While most of the speakers were opposed to the Ocean Wind petition, some did use the comment period to support the project. Those that did so almost exclusively focused on the need for alternative energy sources or on the boost the construction of the wind farms was likely to be for the state and regional economy.
That was the message of Christina Renna, President of the Chamber of Commerce of Southern New Jersey. Doug O’Malley, Director of Environment New Jersey, Inc., called the project the “best strategy for fighting climate change.”
Through it all, it was not difficult to see how the issue would likely be decided nor what the county and municipal reaction would likely be. Donohue reminded the BPU that the law they relied on to decide the issue was new and not yet tested in the courts.

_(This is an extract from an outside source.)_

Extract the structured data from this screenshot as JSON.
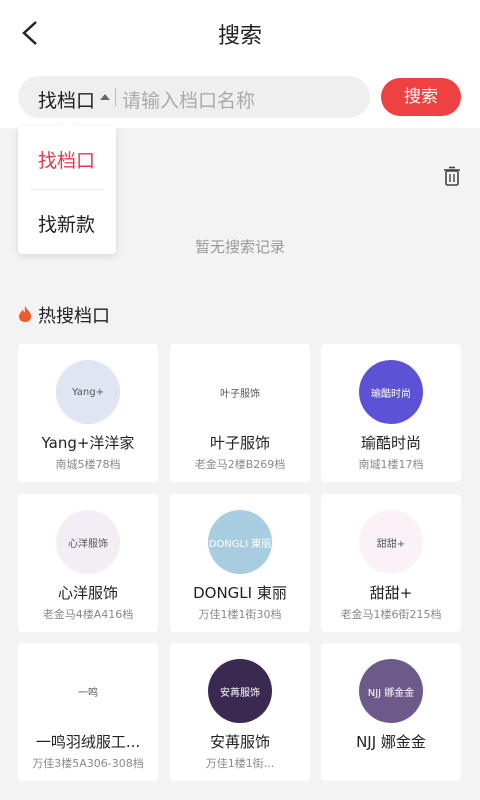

Ocean City Business Administrator and Municipal Engineer George Savastano said the BPU’s authority in this matter rested on a “hastily adopted law.” He urged the BPU to defer the issue to the state Office of Administrative Law as a contested case.
Resident Barbara McColl said she looked forward to the law having its “day in court.” The hint of litigation permeated many of the public comments by officials and residents.
The timing of the hearing also coincided with Governor Phil Murphy’s Executive Order 307 issued Sept. 21. In it, the Governor increased the goals for wind power generation before even the first wind farm has begun construction. Murphy changed the goal from 7,500 megawatts by 2035 to 11,000 megawatts by 2040. He also instructed the same BPU to “undertake (a project) to study the feasibility and benefits of further increasing the goal.”
In his comments, Donohue said the county’s goal was “not to delay or obstruct.” He criticized Ocean Wind LLC for letting the schedule drive the discussion, closing off potentially productive areas of negotiation.
Ocean Wind LLC’s Madeline Urbish made sure to remind the BPU of the 2024 deadline for commercial operation, underscoring Donohue’s comments of a focus on schedule as a principal driver in how Ocean Wind has approached the county.
Donohue noted that the county’s position was supported by 10 of its 16 municipalities most of whom were denied an opportunity to intervene and present their cases to the BPU at the hearing. Paul Baldini, who was representing nine of the county municipalities, used the comment period to challenge the BPU’s authority. He even challenged the three-minute time limit for speakers.
Two hours and 10 minutes after it began, the hearing ended. There was an identical hearing scheduled for the evening to give members of the public unable to attend in the morning an opportunity for comment. The BPU docket for this hearing lists 94 publicly accessible documents including the motions to intervene from several of the county’s municipalities.
The methodology for submitting written comments is explained on the BPU public notice of the hearing. All comments must be submitted by Oct. 12.